EEG (electroencephalogram) technology offers incredible insight on the human brain. While this technology is complex, it’s important to understand just how it works. In this post, we’re going to shed some light on what exactly EEG technology is and how it works. Along the way, we’ll also introduce a few important terms to remember. In the end, we hope to provide you with an informative, easy to understand introduction to this impressive technology.
What is an EEG?
An EEG is, as defined by the Mayo Clinic, “A test that detects electrical activity in your brain using small, flat metal discs (electrodes) attached to your scalp.” Your brain cells, also known as neurons, communicate via electrical impulses and are active all the time, managing how you think and interact with the world, even when you’re asleep. Essentially, what we call “thought” is in fact an ever changing concert of electrical impulses. The average human brain has about 100 billion neurons, and an EEG test can track changes in neuron activity that may be useful in diagnosing brain disorders.
Capturing Raw Data
When an electrode captures neuron activity, it also captures the electrical activity taking place in its proximity. This is what’s known as raw EEG data.
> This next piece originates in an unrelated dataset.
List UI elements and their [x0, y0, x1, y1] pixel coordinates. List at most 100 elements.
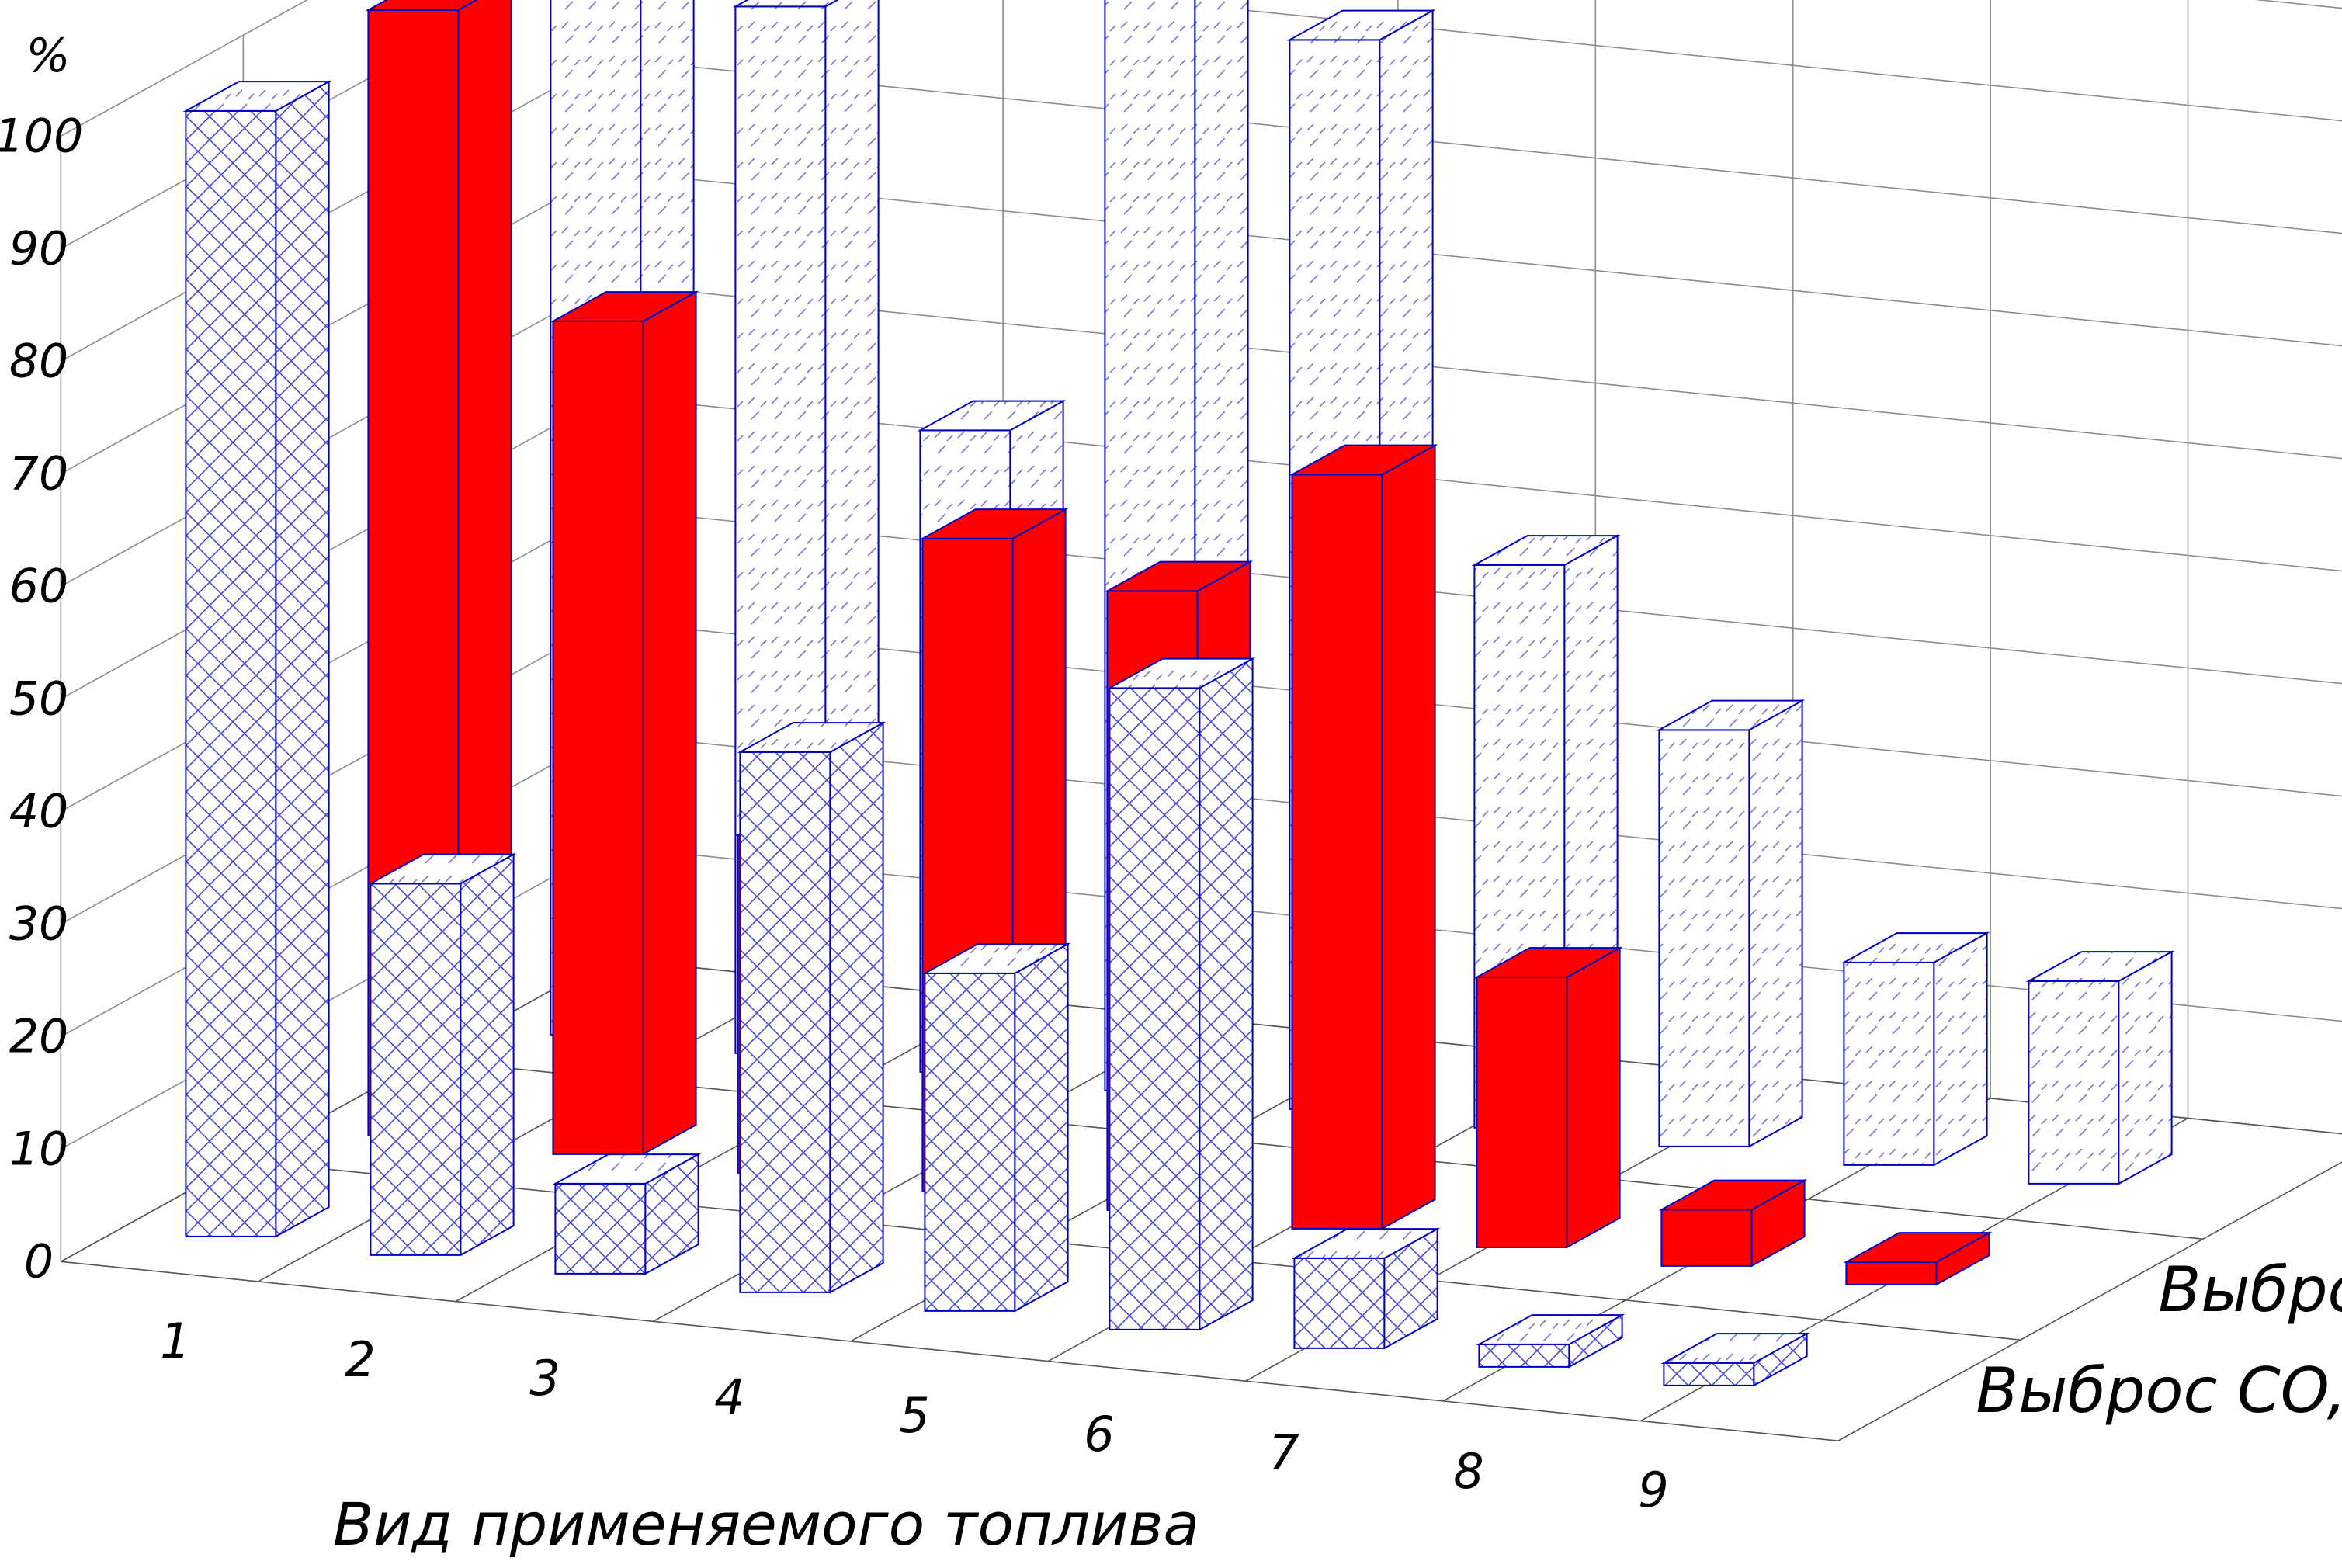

Raw EEG data is a complex wave form of not simply brainwave activity, but the electrical activity of nearby muscles, electrode motion interference and what is called “ambient noise” (caused by electrical supplies and appliances in the room). These noise sources are called artifacts.
Understanding Raw EEG Wave Forms
An easy way to understand raw EEG wave forms is to think of the following analogy:
Suppose I drop a pebble (neuron) into the middle of a still pond (brain surface). That action creates a pure wave (brainwave). Meanwhile, as my official wave collector, you are eagerly waiting for that wave to arrive to you on the shore so you can measure it (electrode). On its way, your wave encounters a few disturbances such as a floating log, swimming fish, and a motor boat (artifacts). These encounters disrupt and transform the wave such that, by the time it arrives, it’s no longer in its original shape.
Because raw EEG wave forms can be dramatically changed by artifacts, they need to be filtered. The result of this process is a filtered EEG—an EEG with all artifacts and extraneous information removed.
EEG Band Frequencies
An EEG has different “bands”, defined by the frequency of the waves; delta (slow) waves are less than 4 Hz; theta bands are 4-8 Hz; alpha bands range from 8 to 12 Hz; beta bands are anywhere from about 14-30 Hz, while gamma bands range from 30-80 Hz. Each of these bands are associated with different states of mental activity.
If we return to our pebble example for a moment, assume that instead of one pebble, many different-sized pebbles (multiple neurons) are dropped at random times into the pond, creating a multitude of overlapping waves. Thus, the wave you see at the shore (electrode) is made up of a composition of many other waves having different heights (amplitudes) and speeds (frequencies), all sort of running into each other. Your job, as the wave collector, is to separate out and classify these individual waves (band frequencies).
A Drop in the Ocean (or a Pond)
EEG technology is incredibly complex, and we don’t expect you to become an expert overnight. With the information provided above, we hope you have a better understanding of how EEG tests work, as well as information on why they are so important.